No hizo nada, no dijo nada para evitar que el veneno de la mentira emponzoñase la memoria del César al que todo se lo debe. Nada. Dejó que el insulto y la infamia retumbaran sobre su nombre y su obra a cambio de una grandeza prêt-à-porter que las modistillas de la Transición le fueron cosiendo en las bocamangas.
Él le hizo Rey
Eduardo García Serrano
El Correo de España / 13 Junio 2020
Cometió la peor de las traiciones, la ingratitud consciente. No era nadie. Él le hizo Rey. Sin él hoy no sería más que un adorno caduco, un firulete pintoresco de los nuevos ricos que, en sus villas y en sus fincas, quieren darle una pátina de historia a sus ágapes de lujo, entre el cierre de la Bolsa de Tokio y la apertura de Londres. Y al amanecer, la nada de un donnadie de apellidos rimbombantes con ecos de guillotina, que vuelve a la mediocridad de un exilio barato entre crupieres y añejas fotos de lejanos familiares que reinaron al sur y al norte de los Pirineos.

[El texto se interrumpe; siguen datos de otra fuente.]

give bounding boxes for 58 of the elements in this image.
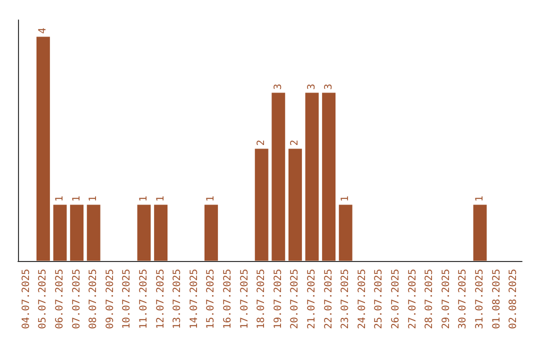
- x-tick-label: 19.07.2025: [272, 268, 284, 330]
- x-tick-label: 31.07.2025: [474, 268, 486, 330]
- x-tick-label: 14.07.2025: [188, 268, 200, 330]
- x-tick-label: 22.07.2025: [323, 268, 334, 330]
- data-label: 1: [71, 196, 82, 202]
- x-tick-label: 09.07.2025: [104, 268, 116, 330]
- bar: [473, 204, 487, 261]
- x-tick-label: 13.07.2025: [172, 268, 184, 330]
- data-label: 1: [155, 196, 166, 202]
- x-tick-label: 25.07.2025: [374, 268, 385, 330]
- x-tick-label: 01.08.2025: [491, 268, 502, 330]
- data-label: 3: [323, 84, 334, 90]
- data-label: 1: [138, 196, 150, 202]
- bar: [53, 204, 67, 261]
- data-label: 3: [306, 84, 318, 90]
- x-tick-label: 08.07.2025: [88, 268, 100, 330]
- x-tick-label: 28.07.2025: [424, 268, 436, 330]
- x-tick-label: 17.07.2025: [239, 268, 250, 330]
- bar: [137, 204, 151, 261]
- data-label: 1: [88, 196, 100, 202]
- x-tick-label: 07.07.2025: [71, 268, 82, 330]
- data-label: 4: [38, 28, 49, 34]
- x-tick-label: 18.07.2025: [256, 268, 268, 330]
- x-tick-label: 11.07.2025: [138, 268, 150, 330]
- bar: [338, 204, 352, 261]
- data-label: 1: [340, 196, 352, 202]
- bar: [288, 148, 302, 261]
- x-tick-label: 12.07.2025: [155, 268, 166, 330]
- x-tick-label: 15.07.2025: [206, 268, 217, 330]
- x-tick-label: 27.07.2025: [407, 268, 418, 330]
- x-tick-label: 21.07.2025: [306, 268, 318, 330]
- x-tick-label: 10.07.2025: [122, 268, 133, 330]
- bar: [154, 204, 168, 261]
- x-tick-label: 06.07.2025: [54, 268, 66, 330]
- bar: [272, 92, 286, 261]
- bar: [305, 92, 319, 261]
- bar: [322, 92, 336, 261]
- data-label: 1: [474, 196, 486, 202]
- x-tick-label: 30.07.2025: [458, 268, 469, 330]
- data-label: 2: [290, 140, 301, 146]
- bar: [254, 148, 268, 261]
- x-tick-label: 02.08.2025: [508, 268, 520, 330]
- data-label: 3: [272, 84, 284, 90]
- x-tick-label: 24.07.2025: [356, 268, 368, 330]
- x-tick-label: 05.07.2025: [38, 268, 49, 330]
- data-label: 2: [256, 140, 268, 146]
- bar: [70, 204, 84, 261]
- data-label: 1: [54, 196, 66, 202]
- bar: [204, 204, 218, 261]
- data-label: 1: [206, 196, 217, 202]
- x-tick-label: 16.07.2025: [222, 268, 234, 330]
- x-tick-label: 20.07.2025: [290, 268, 301, 330]
- x-tick-label: 29.07.2025: [440, 268, 452, 330]
- x-tick-label: 26.07.2025: [390, 268, 402, 330]
- x-tick-label: 23.07.2025: [340, 268, 352, 330]
- x-tick-label: 04.07.2025: [20, 268, 32, 330]
- bar: [36, 36, 50, 261]
- bar: [86, 204, 100, 261]
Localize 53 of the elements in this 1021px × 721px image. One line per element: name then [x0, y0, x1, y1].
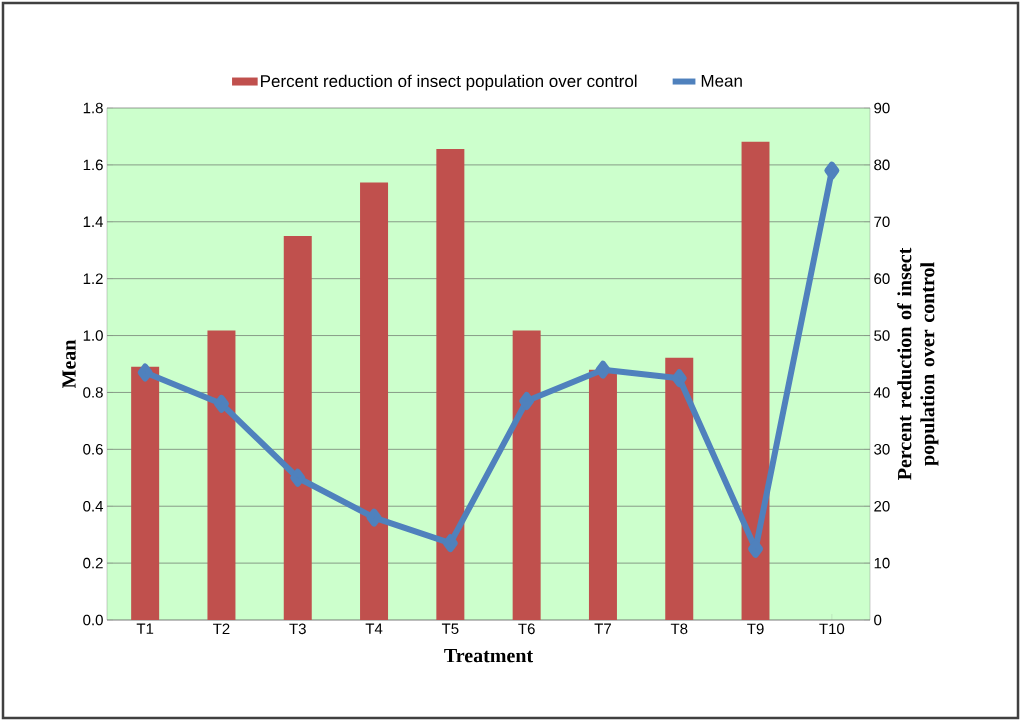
bar	[588, 369, 617, 620]
y-tick-label: 0.0	[83, 614, 103, 626]
y2-tick-label: 70	[874, 216, 890, 228]
bar	[436, 148, 465, 620]
y-tick-label: 0.2	[83, 557, 103, 569]
bar	[512, 330, 541, 620]
x-tick-label: T7	[594, 623, 611, 634]
y2-tick-label: 30	[874, 444, 890, 455]
y2-tick-label: 80	[874, 159, 890, 171]
x-tick-label: T1	[136, 623, 154, 634]
point	[519, 391, 535, 410]
x-tick-label: T2	[213, 623, 230, 635]
point	[442, 534, 458, 553]
y-tick-label: 1.0	[83, 330, 103, 341]
bar	[283, 236, 312, 620]
bar	[665, 357, 694, 620]
y2-tick-label: 40	[873, 387, 890, 398]
bar	[741, 141, 770, 620]
point	[671, 369, 687, 388]
point	[366, 508, 382, 527]
bar	[131, 366, 160, 620]
y-tick-label: 1.4	[83, 216, 104, 227]
x-tick-label: T6	[518, 623, 535, 635]
y-tick-label: 1.8	[83, 102, 103, 114]
point	[137, 363, 153, 382]
y-tick-label: 1.2	[83, 273, 103, 284]
y2-tick-label: 50	[874, 330, 890, 341]
x-tick-label: T9	[747, 623, 764, 635]
y-tick-label: 1.6	[83, 159, 103, 171]
y2-tick-label: 10	[874, 557, 890, 569]
x-tick-label: T10	[819, 623, 845, 635]
x-tick-label: T8	[670, 623, 688, 635]
point	[824, 161, 840, 180]
x-tick-label: T3	[289, 623, 306, 635]
bar	[207, 330, 236, 620]
y-tick-label: 0.4	[83, 500, 104, 512]
y2-tick-label: 20	[874, 500, 890, 512]
point	[595, 360, 611, 379]
y-axis-title: Mean	[62, 339, 76, 389]
y-tick-label: 0.8	[83, 387, 103, 398]
point	[213, 394, 229, 413]
y2-tick-label: 0	[874, 614, 882, 626]
legend-label: Percent reduction of insect population over control	[261, 74, 637, 91]
y2-tick-label: 60	[874, 273, 890, 284]
point	[290, 468, 306, 487]
y2-tick-label: 90	[874, 102, 890, 114]
legend-label: Mean	[701, 74, 742, 87]
bar	[360, 182, 389, 620]
y2-axis-title: Percent reduction of insect population over control	[897, 247, 939, 480]
x-tick-label: T5	[441, 623, 459, 634]
x-tick-label: T4	[365, 623, 383, 634]
y-tick-label: 0.6	[83, 444, 103, 455]
x-axis-title: Treatment	[444, 649, 534, 663]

Los bardos de la Corte y los bufones del periodismo le fabricaron una leyenda rosa con las costuras de la épica y los correajes del heroísmo de los que sus uniformes de atrezo carecían, tal y como sus apellidos adolecen de ambas cosas.

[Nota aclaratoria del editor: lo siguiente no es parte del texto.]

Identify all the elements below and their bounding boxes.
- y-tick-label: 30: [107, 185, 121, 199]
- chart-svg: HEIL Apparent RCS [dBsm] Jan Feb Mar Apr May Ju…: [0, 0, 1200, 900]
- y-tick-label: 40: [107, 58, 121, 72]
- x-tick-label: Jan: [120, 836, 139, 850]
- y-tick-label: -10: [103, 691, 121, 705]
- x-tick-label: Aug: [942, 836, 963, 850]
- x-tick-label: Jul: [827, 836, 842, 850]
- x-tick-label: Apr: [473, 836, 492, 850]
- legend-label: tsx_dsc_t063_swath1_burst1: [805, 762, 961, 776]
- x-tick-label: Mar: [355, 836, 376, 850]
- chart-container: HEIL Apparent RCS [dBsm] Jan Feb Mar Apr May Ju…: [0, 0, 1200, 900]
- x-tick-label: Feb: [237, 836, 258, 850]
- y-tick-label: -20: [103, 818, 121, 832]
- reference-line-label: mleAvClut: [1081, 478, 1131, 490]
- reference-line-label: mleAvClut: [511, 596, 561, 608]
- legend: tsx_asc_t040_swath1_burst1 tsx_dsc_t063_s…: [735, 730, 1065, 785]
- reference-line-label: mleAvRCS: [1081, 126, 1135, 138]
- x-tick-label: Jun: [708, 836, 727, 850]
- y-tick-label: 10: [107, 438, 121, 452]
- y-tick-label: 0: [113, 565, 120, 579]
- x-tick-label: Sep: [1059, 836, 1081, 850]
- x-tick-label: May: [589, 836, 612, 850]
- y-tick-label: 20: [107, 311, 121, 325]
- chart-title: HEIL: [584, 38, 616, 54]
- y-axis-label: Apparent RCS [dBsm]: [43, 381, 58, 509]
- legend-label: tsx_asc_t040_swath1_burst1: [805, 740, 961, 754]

Los mismos líricos laudatorios del pacto de la bragueta fabricaron la leyenda negra que ensucia la memoria del César que le rescató de los servicios del Casino de Estoril y de las ludópatas manos de su padre, para hacerle Rey de una Patria que desconocía. No hizo nada, no dijo nada para evitar que el veneno de la mentira emponzoñase la memoria del César al que todo se lo debe. Nada. Dejó que el insulto y la infamia retumbaran sobre su nombre y su obra a cambio de una grandeza prêt-à-porter que las modistillas de la Transición le fueron cosiendo en las bocamangas.
Poco a poco, los mismos que iluminaron su feria de vanidades fueron apagando los candiles de la adulación. Caducó el pacto de la bragueta y sus heráldicas bocamangas dejaron al descubierto negocios y comisiones al amparo de su Trono y su Corona. Le quieren sentar en el banquillo los tataranietos de los que arrodillaron en la guillotina a Luis XVI, y los tibios, timoratos herederos del chollo de la Transición piden auxilio y lealtad para quien cometió la peor de las traiciones: la ingratitud consciente.

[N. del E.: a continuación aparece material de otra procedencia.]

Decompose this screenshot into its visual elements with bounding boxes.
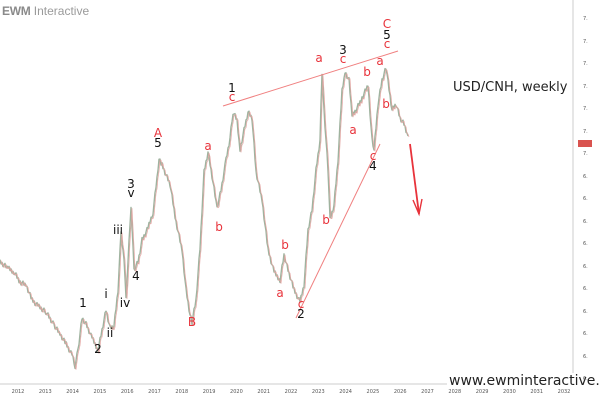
- x-tick-label: 2023: [311, 389, 325, 395]
- x-tick-label: 2020: [230, 389, 243, 395]
- price-series-shadow: [0, 69, 410, 370]
- wave-label: 4: [132, 269, 140, 283]
- x-tick-label: 2027: [421, 389, 434, 395]
- x-tick-label: 2017: [148, 389, 161, 395]
- wave-label: 1: [79, 296, 87, 310]
- ewm-logo: EWM Interactive: [2, 4, 89, 18]
- x-tick-label: 2016: [120, 389, 134, 395]
- x-tick-label: 2031: [530, 389, 544, 395]
- lower-wedge-trendline: [295, 143, 381, 319]
- y-tick-label: 6.: [583, 196, 588, 202]
- wave-label: v: [127, 186, 135, 200]
- x-tick-label: 2013: [38, 389, 52, 395]
- x-tick-label: 2012: [11, 389, 25, 395]
- wave-label: c: [383, 37, 391, 51]
- chart-title: USD/CNH, weekly: [453, 80, 568, 95]
- wave-label: 3: [339, 43, 347, 57]
- wave-label: 3: [127, 177, 135, 191]
- x-tick-label: 2018: [175, 389, 189, 395]
- y-tick-label: 6.: [583, 263, 588, 270]
- wave-label: A: [153, 126, 163, 140]
- wave-label: i: [104, 287, 108, 301]
- y-tick-label: 6.: [583, 173, 588, 180]
- logo-light: Interactive: [30, 4, 90, 18]
- x-tick-label: 2025: [366, 389, 380, 395]
- wave-label: 5: [383, 28, 391, 42]
- y-tick-label: 7.: [583, 38, 588, 45]
- wave-label: 1: [228, 81, 236, 95]
- x-tick-label: 2022: [284, 389, 298, 395]
- wave-label: B: [187, 315, 197, 329]
- wave-label: c: [297, 297, 305, 311]
- y-tick-label: 7.: [583, 151, 588, 157]
- wave-label: iv: [119, 296, 131, 310]
- wave-label: b: [322, 213, 330, 227]
- wave-label: a: [276, 286, 284, 300]
- y-tick-label: 6.: [583, 218, 588, 225]
- wave-label: a: [204, 139, 212, 153]
- wave-label: c: [369, 149, 377, 163]
- y-tick-label: 7.: [583, 61, 588, 67]
- current-price-tag: [578, 140, 592, 147]
- x-tick-label: 2024: [339, 389, 352, 395]
- wave-label: b: [281, 238, 289, 252]
- wave-label: 2: [297, 307, 305, 321]
- wave-label: a: [349, 123, 357, 137]
- wave-label: c: [339, 52, 347, 66]
- x-tick-label: 2014: [66, 389, 79, 395]
- y-tick-label: 6.: [583, 376, 588, 382]
- y-tick-label: 6.: [583, 353, 588, 360]
- x-tick-label: 2026: [393, 389, 407, 395]
- wave-label: C: [382, 17, 392, 31]
- projection-arrow-icon: [409, 143, 423, 217]
- x-tick-label: 2029: [475, 389, 489, 395]
- wave-label: b: [382, 97, 390, 111]
- wave-label: b: [363, 65, 371, 79]
- upper-wedge-trendline: [222, 50, 399, 107]
- y-tick-label: 7.: [583, 83, 588, 90]
- y-tick-label: 7.: [583, 16, 588, 22]
- x-tick-label: 2030: [503, 389, 516, 395]
- wave-label: c: [228, 90, 236, 104]
- x-tick-label: 2015: [93, 389, 107, 395]
- y-tick-label: 7.: [583, 128, 588, 135]
- wave-label: ii: [106, 326, 114, 340]
- x-tick-label: 2019: [202, 389, 216, 395]
- y-tick-label: 7.: [583, 106, 588, 112]
- wave-label: a: [376, 54, 384, 68]
- price-series: [0, 67, 409, 370]
- y-tick-label: 6.: [583, 241, 588, 247]
- y-tick-label: 6.: [583, 308, 588, 315]
- x-tick-label: 2021: [257, 389, 271, 395]
- y-tick-label: 6.: [583, 286, 588, 292]
- wave-label: iii: [112, 223, 124, 237]
- wave-label: a: [315, 51, 323, 65]
- logo-bold: EWM: [2, 4, 31, 18]
- wave-label: 2: [94, 342, 102, 356]
- wave-label: 5: [154, 136, 162, 150]
- website-watermark: www.ewminteractive.com: [447, 373, 600, 389]
- wave-label: b: [215, 220, 223, 234]
- y-tick-label: 6.: [583, 331, 588, 337]
- x-tick-label: 2028: [448, 389, 462, 395]
- x-tick-label: 2032: [557, 389, 571, 395]
- wave-label: 4: [369, 159, 377, 173]
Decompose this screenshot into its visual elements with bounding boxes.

Cuando Casares Quiroga le exigió a Yagüe lealtad a la República, el brillante y heróico teniente coronel de la Legión le contestó: “Mi lealtad es para España”. Pues eso, Juan Carlos. Nada te debo, ni como español ni como franquista. Bueno sí, pero todo lo que te debo es anticonstitucional. Afortunadamente. Mi lealtad es para España.